Contrariamente a las afirmaciones de la ISO, ha habido muchas décadas en las que se podía hablar de una tendencia de la reforma social dentro de la política burguesa estadounidense y su sistema bipartidista. En la década de 1930, el filósofo liberal estadounidense John Dewey atacó el New Deal de Franklin Roosevelt como inadecuado y pidió un cambio en la "estructura económica y financiera de la sociedad misma", declarando que sólo mediante ese cambio sería posible garantizar "el derecho de toda persona a trabajar y permitir que todos vivan en seguridad".

El Partido Demócrata rechazó cualquier perspectiva de este tipo y, en cambio, aceptó plenamente el impulso de la posguerra II del imperialismo norteamericano por la hegemonía mundial. Se unió a los republicanos en la Guerra Fría de la cacería de brujas anti-socialista de los años 40 y 50 y se convirtió en no menos un partido de la CIA y el Pentágono. Durante los últimos 40 años, a medida que el declive de la posición económica global de Estados Unidos se ha acelerado, el Partido Demócrata se ha movido cada vez más hacia la derecha, abandonando las políticas de reforma social del New Deal y Great Society y adoptando el programa de la contrarrevolución social abiertamente inaugurada por la administración Reagan.

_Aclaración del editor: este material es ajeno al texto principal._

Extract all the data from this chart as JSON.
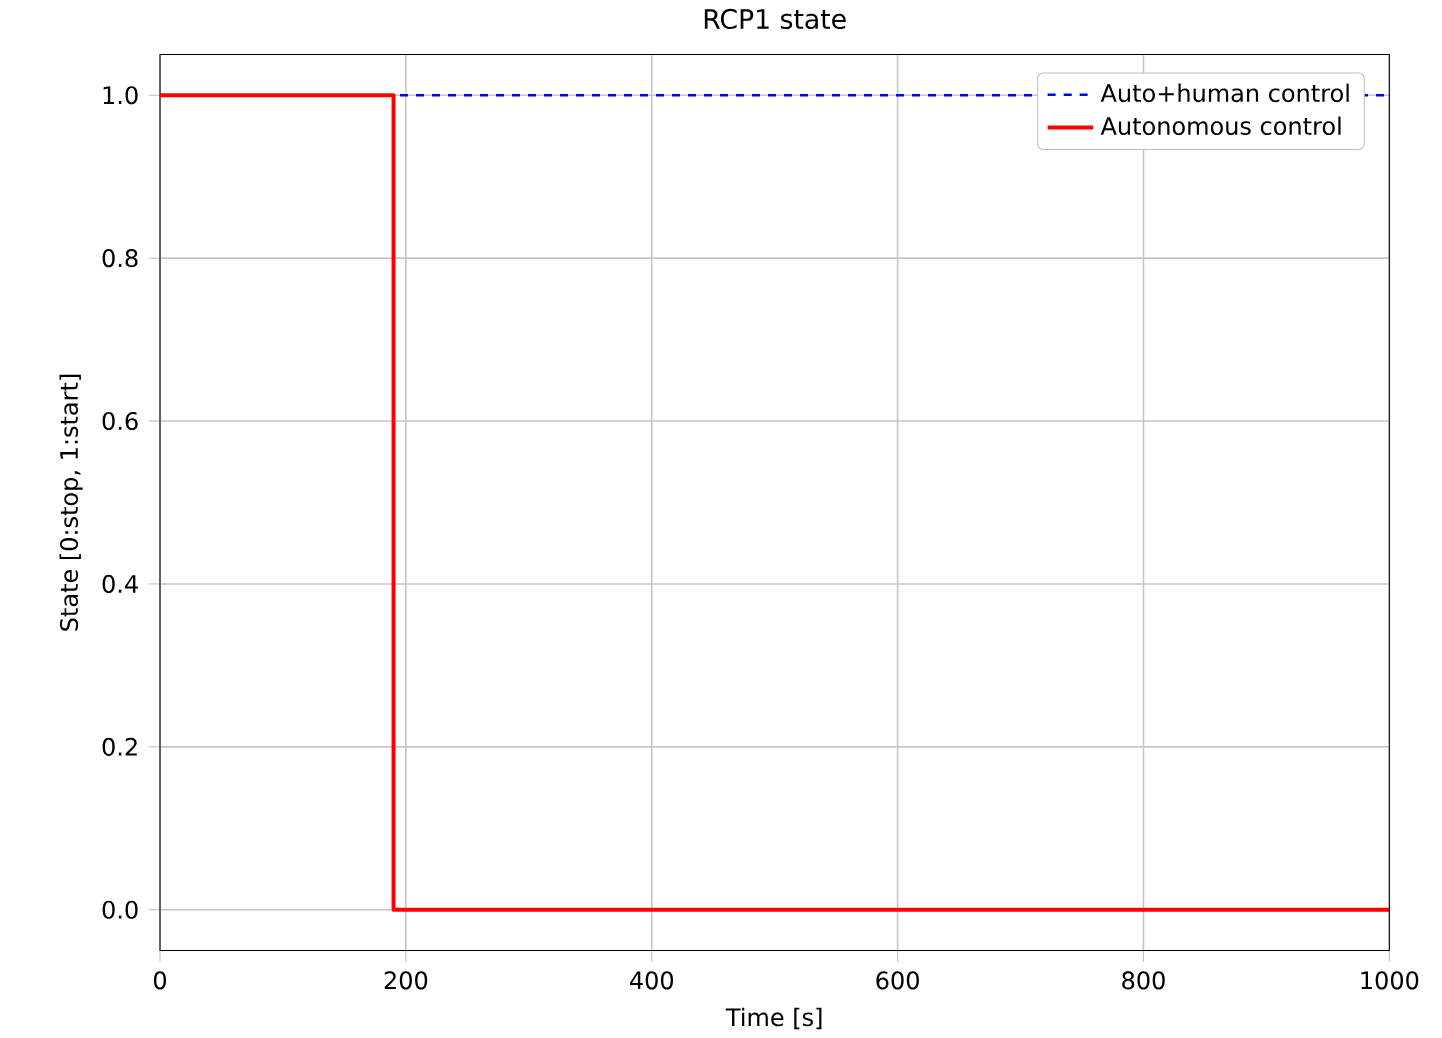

Desde el movimiento populista de principios del siglo XX hasta la aparición de los sindicatos industriales y el CIO en la década de 1930, el movimiento de los derechos civiles de los años sesenta y los movimientos antiguerra de los años sesenta y principios de los 2000 El Partido Demócrata ha servido como el cementerio de movimientos masivos de oposición en Estados Unidos. Con la elección de Obama en 2008, las organizaciones pseudo-izquierdistas que habían dirigido el movimiento contra la guerra cambiaron bruscamente a la derecha, convirtiéndose en partidarios abiertos de las guerras del imperialismo estadounidense.

A través de sus denuncias de una crítica política de principios y la lucha por aclarar las cuestiones políticas esenciales entre los trabajadores y los jóvenes, la ISO revela su nerviosismo de que la oposición a Trump podría anunciar un movimiento obrero independiente contra todo el sistema político y económico.

La ISO es una organización que representa los intereses de capas privilegiadas de la clase media alta. En el transcurso de casi 50 años de reacción política en América, ligada a la decadencia económica del capitalismo estadounidense ya un colosal crecimiento de la desigualdad social, estas capas se han beneficiadas del espectacular aumento del mercado de valores y del empobrecimiento de la clase obrera. Son la base real de la ISO y organizaciones similares.

La cuestión política fundamental planteada por la aparición de Trump es el desarrollo de un nuevo liderazgo político que pueda movilizar a la clase obrera en oposición a todo el sistema capitalista, sobre la base de un programa independiente, socialista e internacionalista. Es precisamente a esta orientación estratégica la que ISO se opone enfáticamente.